Saturday, 25 April 2020

When did our brick works close?


I am on another of my quests and this time it is to gather up memories of the Chorlton Brick Works.*

It was here from the beginning of the last century and was supposed to have just a short life.

The Egerton’s who owned most of the land in the township had been keen to prevent any industrial development harming the prospects of selling off their estate for surburban housing.  After all most of the new people who settled here from the 1880s were attracted by the fact that we were just 10 minutes by train from the city centre but on the edge of the countryside and were not over keen to have huge brick works blotting the landscape.

But given that the Egerton’s would have got a good deal from the Chorlton Land & Building Company Ltd I suspect that they were happy to see the blot on the landscape for a short time.  The question is just how long did that blot exist for?

It was certainly still there in 1922 when the owner Joseph Jackson went into partnership with another brick manufacturer but may not have survived into the 1930s.

There is some anecdotal evidence to suggest that it had closed before the last world war but Philip Lloyd remembers “seeing the line of aerial buckets moving across, when I was at the library end of Longford Road”  and its opening may have been connected with the war.

German air raids damaged many properties and while in most cases the bricks could be salvaged this was not the case with many of the roof tiles, so it seems logical that  the works reopened.

All of which has set me off on that new quest to find out more about the brick works in the 1940s and hence the appeal to anyone who remembers like Philip seeing the buckets swaying across the sky line.

Those memories must be out there because as the photograph above shows, the chimney of the works was still standing in 1958.  And my old chum David has already posted his wonderful stories of playing amongst the disused bricks as a lad.

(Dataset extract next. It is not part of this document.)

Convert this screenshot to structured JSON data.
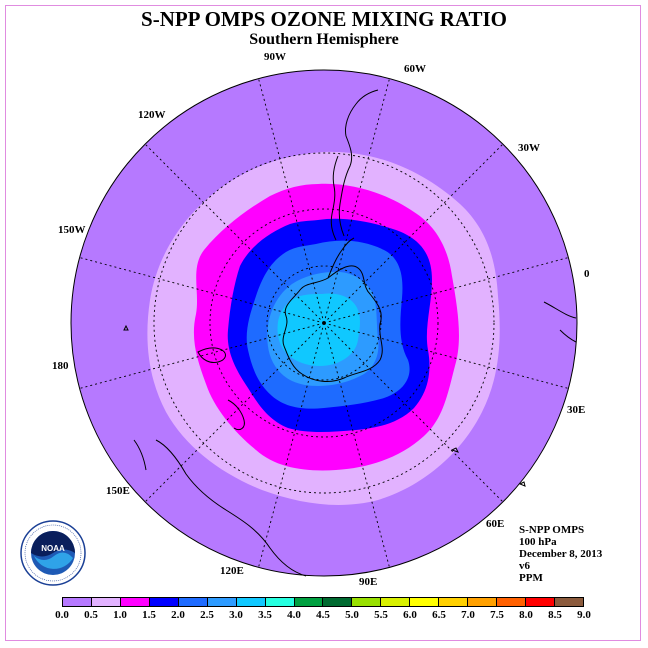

And no sooner had I posted the story than Peter Thompson added that
"Just had a coversation with my friend Bill Goodehall (84) who was born on Nicolas Road. He remembers the brickworks as being fully intact on Coronation day 1953. Although he can't remember if it was still operational."

*http://chorltonhistory.blogspot.co.uk/search/label/Chorlton%20Brick%20Works

Pictures; detail from the 1907 OS map, Brick works, corner of Longford Road and Manchester Road, A H Downes, 1958, m18034 Courtesy of Manchester Libraries, Information and Archives, Manchester City Council.

1 comment:

  1. The building and chimney were still there in 1962. Not sure if it was connected but there was a single storey building by the side of the works that fronted onto Longford Road that was still being used up to 1965.